I had supposed that every thing would
make way for the Pleasures of Melancholy.
My gorge at length rose within me. I took up my manuscript; thrust it
into my pocket, and walked out of the room: making some noise as I
went, to let my departure be heard. The publisher, however, was too
much busied in minor concerns to notice it. I was suffered to walk
down-stairs without being called back. I sallied forth into the street,
but no clerk was sent after me, nor did the publisher call after me
from the drawing-room window. I have been told since, that he
considered me either a madman or a fool. I leave you to judge how much
he was in the wrong in his opinion.
When I turned the corner my crest fell. I cooled down in my pride and
my expectations, and reduced my terms with the next bookseller to whom
I applied. I had no better success: nor with a third: nor with a
fourth.
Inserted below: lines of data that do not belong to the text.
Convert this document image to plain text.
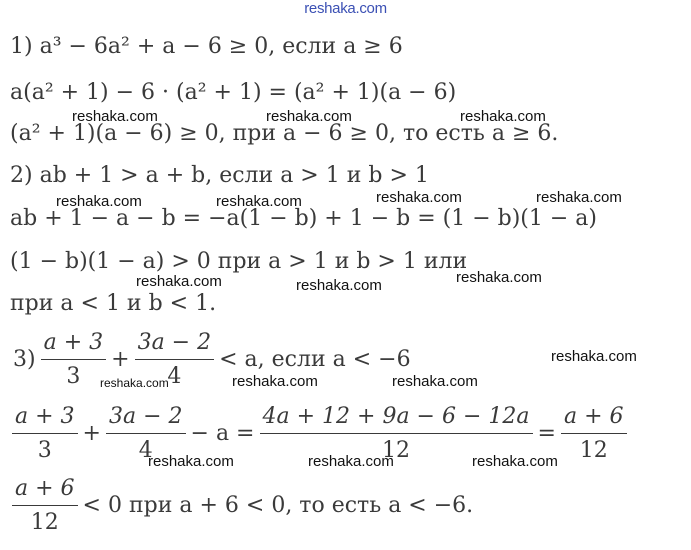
reshaka.com
1) a³ − 6a² + a − 6 ≥ 0, если a ≥ 6
a(a² + 1) − 6 · (a² + 1) = (a² + 1)(a − 6)
(a² + 1)(a − 6) ≥ 0, при a − 6 ≥ 0, то есть a ≥ 6.
2) ab + 1 > a + b, если a > 1 и b > 1
ab + 1 − a − b = −a(1 − b) + 1 − b = (1 − b)(1 − a)
(1 − b)(1 − a) > 0 при a > 1 и b > 1 или
при a < 1 и b < 1.
$3) \frac{a + 3}{3} + \frac{3a - 2}{4} < a$, если a < −6
$\frac{a + 3}{3} + \frac{3a - 2}{4} - a = \frac{4a + 12 + 9a - 6 - 12a}{12} = \frac{a + 6}{12}$
$\frac{a + 6}{12} < 0$ при a + 6 < 0, то есть a < −6.
reshaka.com	reshaka.com	reshaka.com
reshaka.com	reshaka.com
reshaka.com	reshaka.com
reshaka.com
reshaka.com	reshaka.com
reshaka.com
reshaka.com	reshaka.com	reshaka.com
reshaka.com	reshaka.com	reshaka.com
I then desired the booksellers to make an offer themselves; but
the deuce an offer would they make. They told me poetry was a mere
drug; everybody wrote poetry; the market was overstocked with it. And
then, they said, the title of my poem was not taking: that pleasures of
all kinds were worn threadbare; nothing but horrors did now-a-days, and
even these were almost worn out. Tales of pirates, robbers, and bloody
Turks might answer tolerably well; but then they must come from some
established well-known name, or the public would not look at them.